Ce projet, dit-il, est né « de toutes les difficultés que j’ai traversées au cours de ces quatre dernières années ».

Il y explore les thèmes de la persévérance, de la foi et de la reconstruction. « Même si je n’ai encore réalisé que 10 % de mes objectifs, je vois la route que Dieu a tracée pour moi, illuminée par Sa lumière. »

Pour O-Mark, la musique haïtienne ne peut ignorer la réalité du pays.

« La situation actuelle est très critique », estime-t-il. « Beaucoup d’artistes ont déjà utilisé leur voix pour sensibiliser les autorités, mais cela ne suffit plus.

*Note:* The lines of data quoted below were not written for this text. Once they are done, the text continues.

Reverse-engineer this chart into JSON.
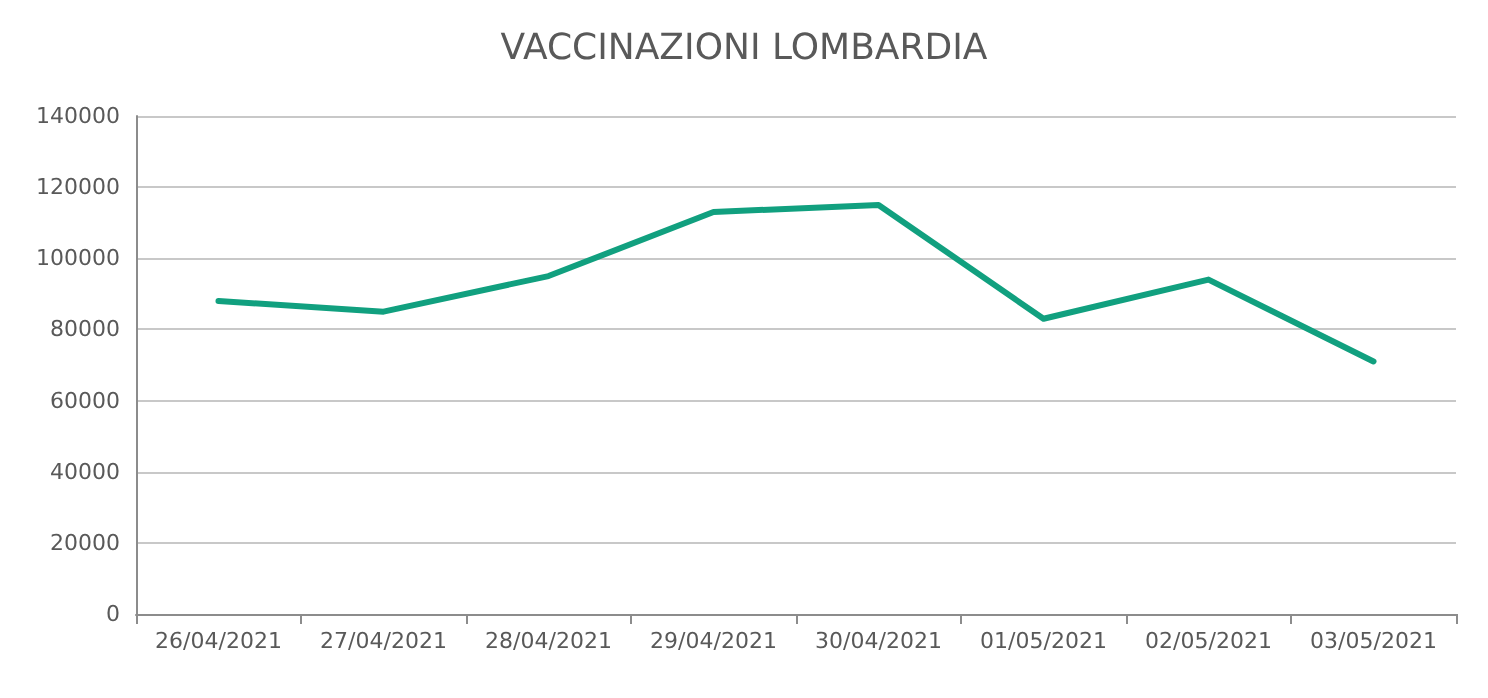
{
  "chart_data": {
    "type": "line",
    "title": "VACCINAZIONI LOMBARDIA",
    "categories": [
      "26/04/2021",
      "27/04/2021",
      "28/04/2021",
      "29/04/2021",
      "30/04/2021",
      "01/05/2021",
      "02/05/2021",
      "03/05/2021"
    ],
    "series": [
      {
        "color": "#11a07f",
        "values": [
          88000,
          85000,
          95000,
          113000,
          115000,
          83000,
          94000,
          71000
        ]
      }
    ],
    "ylim": [
      0,
      140000
    ],
    "yticks": [
      0,
      20000,
      40000,
      60000,
      80000,
      100000,
      120000,
      140000
    ],
    "grid": "y",
    "marker": "none",
    "line_style": "solid"
  }
}
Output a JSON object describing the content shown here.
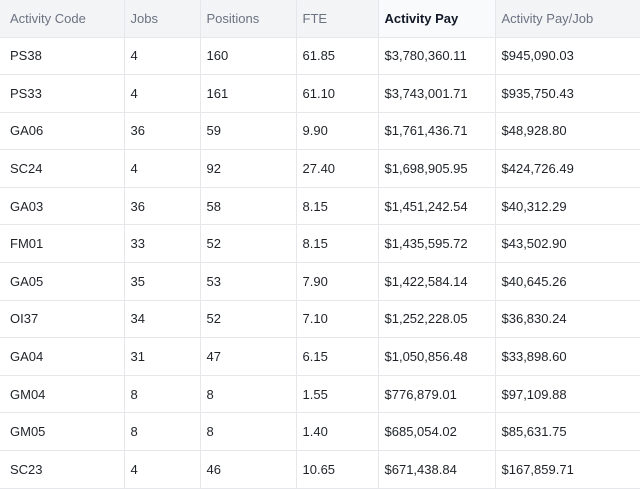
{
  "table": {
    "columns": [
      "Activity Code",
      "Jobs",
      "Positions",
      "FTE",
      "Activity Pay",
      "Activity Pay/Job"
    ],
    "sorted_column": "Activity Pay",
    "rows": [
      [
        "PS38",
        "4",
        "160",
        "61.85",
        "$3,780,360.11",
        "$945,090.03"
      ],
      [
        "PS33",
        "4",
        "161",
        "61.10",
        "$3,743,001.71",
        "$935,750.43"
      ],
      [
        "GA06",
        "36",
        "59",
        "9.90",
        "$1,761,436.71",
        "$48,928.80"
      ],
      [
        "SC24",
        "4",
        "92",
        "27.40",
        "$1,698,905.95",
        "$424,726.49"
      ],
      [
        "GA03",
        "36",
        "58",
        "8.15",
        "$1,451,242.54",
        "$40,312.29"
      ],
      [
        "FM01",
        "33",
        "52",
        "8.15",
        "$1,435,595.72",
        "$43,502.90"
      ],
      [
        "GA05",
        "35",
        "53",
        "7.90",
        "$1,422,584.14",
        "$40,645.26"
      ],
      [
        "OI37",
        "34",
        "52",
        "7.10",
        "$1,252,228.05",
        "$36,830.24"
      ],
      [
        "GA04",
        "31",
        "47",
        "6.15",
        "$1,050,856.48",
        "$33,898.60"
      ],
      [
        "GM04",
        "8",
        "8",
        "1.55",
        "$776,879.01",
        "$97,109.88"
      ],
      [
        "GM05",
        "8",
        "8",
        "1.40",
        "$685,054.02",
        "$85,631.75"
      ],
      [
        "SC23",
        "4",
        "46",
        "10.65",
        "$671,438.84",
        "$167,859.71"
      ]
    ]
  }
}
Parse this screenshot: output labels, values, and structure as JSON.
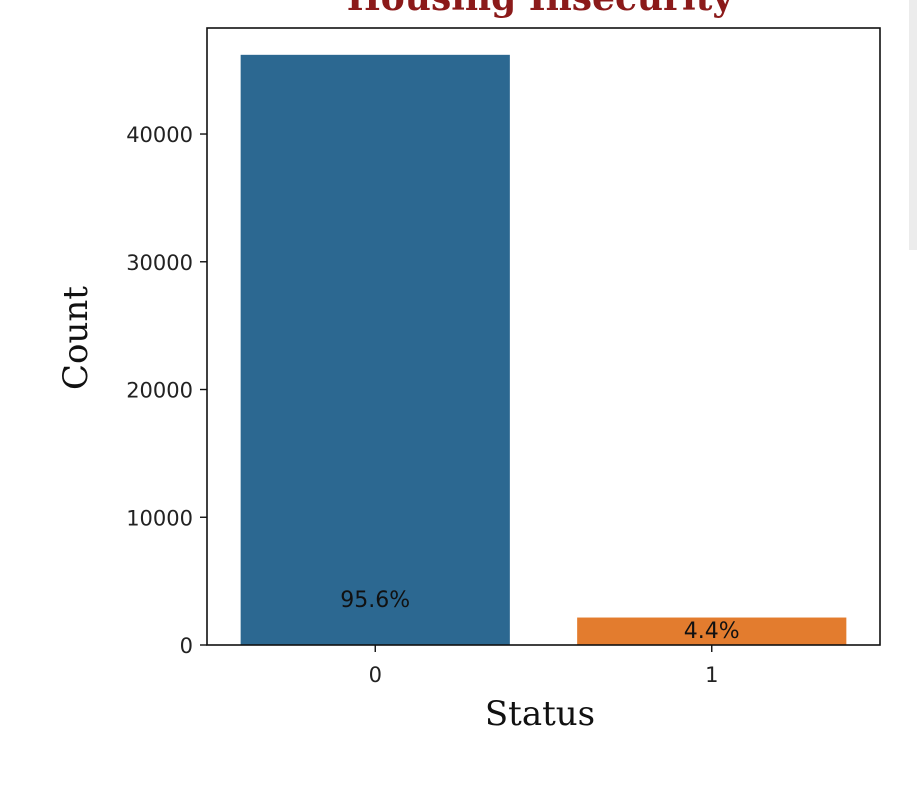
{
  "chart_data": {
    "type": "bar",
    "title": "Housing Insecurity",
    "xlabel": "Status",
    "ylabel": "Count",
    "categories": [
      "0",
      "1"
    ],
    "values": [
      46200,
      2150
    ],
    "data_labels": [
      "95.6%",
      "4.4%"
    ],
    "colors": [
      "#2c6891",
      "#e37c2e"
    ],
    "title_color": "#8b1a1a",
    "ylim": [
      0,
      48300
    ],
    "yticks": [
      0,
      10000,
      20000,
      30000,
      40000
    ],
    "ytick_labels": [
      "0",
      "10000",
      "20000",
      "30000",
      "40000"
    ],
    "grid": false,
    "legend": "none"
  }
}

Le système pénalise souvent ceux qui prennent position. Aujourd’hui, c’est à la population de se réveiller. »

Dans Rasanble, il appelle à l’unité et à la solidarité, convaincu que seul un mouvement collectif peut sortir Haïti de l’impasse.

Son ton reste lucide, mais jamais résigné : « Je ne suis pas seulement un citoyen céleste, je suis aussi un citoyen haïtien. Et je ne peux pas rester silencieux quand je vois des choses qui me dérangent. »

Derrière sa musique, se dessine un discours clair destiné à la jeunesse haïtienne.

« Je veux que les jeunes comprennent que la persévérance finit toujours par porter ses fruits », insiste-t-il.

Son message est direct :

« Ne laissez personne diminuer votre valeur. Travaillez sans relâche, restez constants, et agissez avec dignité. Ne comptez pas sur les autres pour agir à votre place : faites ce que vous pouvez, avec ce que vous avez. »

L’artiste, qui dit « avoir appris à ne plus faire confiance aveuglément », croit avant tout en la sagesse et la résilience : « La sagesse est la plus grande arme pour affronter la vie. »

O-Mark se définit comme un artiste engagé, mais aussi comme un homme en quête de sens. En parallèle de la musique, il continue à développer son média Tapiwouj Magazine et à explorer la production musicale et le graphisme.

« J’aime valoriser la valeur humaine », résume-t-il.

À travers ses chansons comme à travers ses initiatives, O-Mark Fruit de Mer cherche à transformer ses blessures en force et à faire de sa musique un espace d’expression et de conscience.

Entre foi, douleur et espoir, il représente cette génération d’artistes qui refusent de chanter sans comprendre, et de rêver sans agir.